When a person is stopped by a police officer and asked to submit to a breathalyzer test, they have the right to refuse to do so if the officer does not have a warrant, in most situations. However, the state of Texas has in place legal statutes known as implied consent laws which state that, by driving on a public roadway, an individual provides their implied consent to submit to breathalyzer tests to determine their level of intoxication. Refusal to do so can result in the suspension or revocation of their drivers’ license, as well as short jail terms.

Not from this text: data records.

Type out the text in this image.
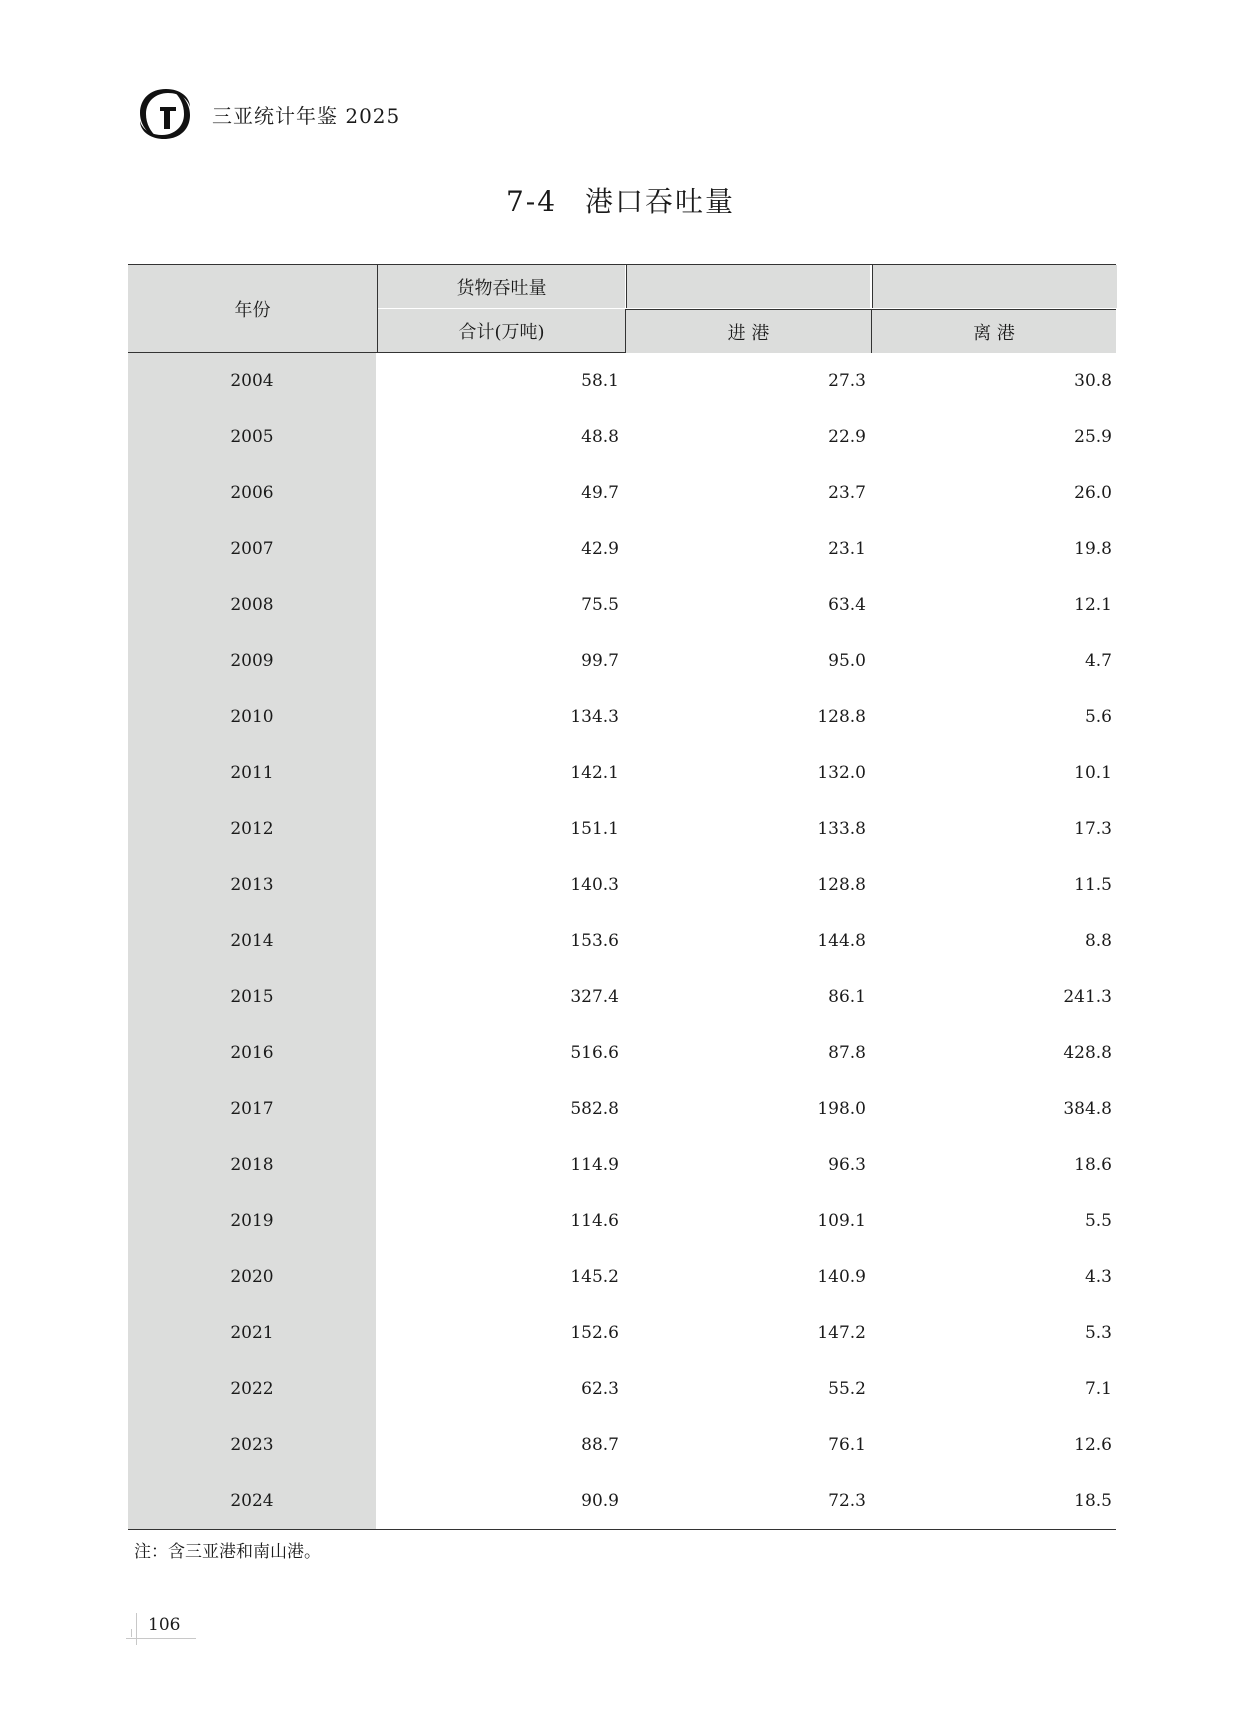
三亚统计年鉴 2025
7-4 港口吞吐量
年份
货物吞吐量
合计(万吨)	进 港	离 港
2004	58.1	27.3	30.8
2005	48.8	22.9	25.9
2006	49.7	23.7	26.0
2007	42.9	23.1	19.8
2008	75.5	63.4	12.1
2009	99.7	95.0	4.7
2010	134.3	128.8	5.6
2011	142.1	132.0	10.1
2012	151.1	133.8	17.3
2013	140.3	128.8	11.5
2014	153.6	144.8	8.8
2015	327.4	86.1	241.3
2016	516.6	87.8	428.8
2017	582.8	198.0	384.8
2018	114.9	96.3	18.6
2019	114.6	109.1	5.5
2020	145.2	140.9	4.3
2021	152.6	147.2	5.3
2022	62.3	55.2	7.1
2023	88.7	76.1	12.6
2024	90.9	72.3	18.5
注：含三亚港和南山港。
106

If you have been arrested and charged with a crime, even a relatively minor one, you need the assistance of an experienced lawyer on your side to defend yourself against these charges. While individuals are technically allowed to represent themselves, the reality is that the complexity of the law and the vast resources employed by prosecutor’s offices put any individual at an enormous disadvantage in attempting to demonstrate their innocence. Dedicated defense counsel can help to level the playing field and provide criminal suspects with a fair trial.
The most important part of any legal defense is its strategy for giving a jury or a judge reasonable doubt concerning a person’s guilt. This strategy can involve numerous points, including proving an alibi, proving a client acted in self-defense, proving a flaw in the court proceedings, and proving a flaw in the prosecution’s case, in addition to other strategies. The prosecution must prove a defendant’s guilt beyond reasonable doubt, and if they cannot do this, the defendant should not be convicted. A defense attorney can help you understand defense strategies in more detail.
In every case, the sentence for a second, third, or subsequent conviction for a crime will be determined individually, but it’s generally safe to assume that penalties get harsher the more times a person is convicted of a crime. This might mean more time served in jail or a first time jail sentence, depending on the crime. Additionally, the length of probation and suspension may be increased, while fines will also likely be greater. However, with a skilled defense attorney, a person facing a charge of a crime for which they have previously been convicted may be able to avoid these harsher penalties.
Except in rare circumstances where violence or damage is extreme, juvenile cases of criminal activity are typically handled with less severity than crimes committed as a adult. In principle, adults are fully capable of making an informed decision and are held entirely responsible for their actions. In contrast, sometimes young people commit crimes to act out or get attention, or as a result of temporary poor judgment. So, they might face detention centers, lesser fines, and community service as opposed to prison/jail time, larger fines, etc.
Parole is possible with some cases, but it is entirely dependent on an individual’s sentence upon conviction. If your sentence includes jail time with the possibility of parole, then the sentence will also stipulate how much time must be served before you can be considered for parole. If you do not have the possibility of parole in your sentence, then you will not be eligible. Sometimes you and your attorney can appeal a sentence, and this might change upon the decision of an appeals court.
Typically, a DWI becomes a felony when a person has been charged with this crime for the third time. It is a third-degree felony, which means it is punishable by 2-10 years in prison, fines up to $10,000, 160-600 hours of community service, and a mandatory installation of an interlock ignition device. DWIs can become felonies in other cases, such as when violence or homicide occurs, although this would become a different charge.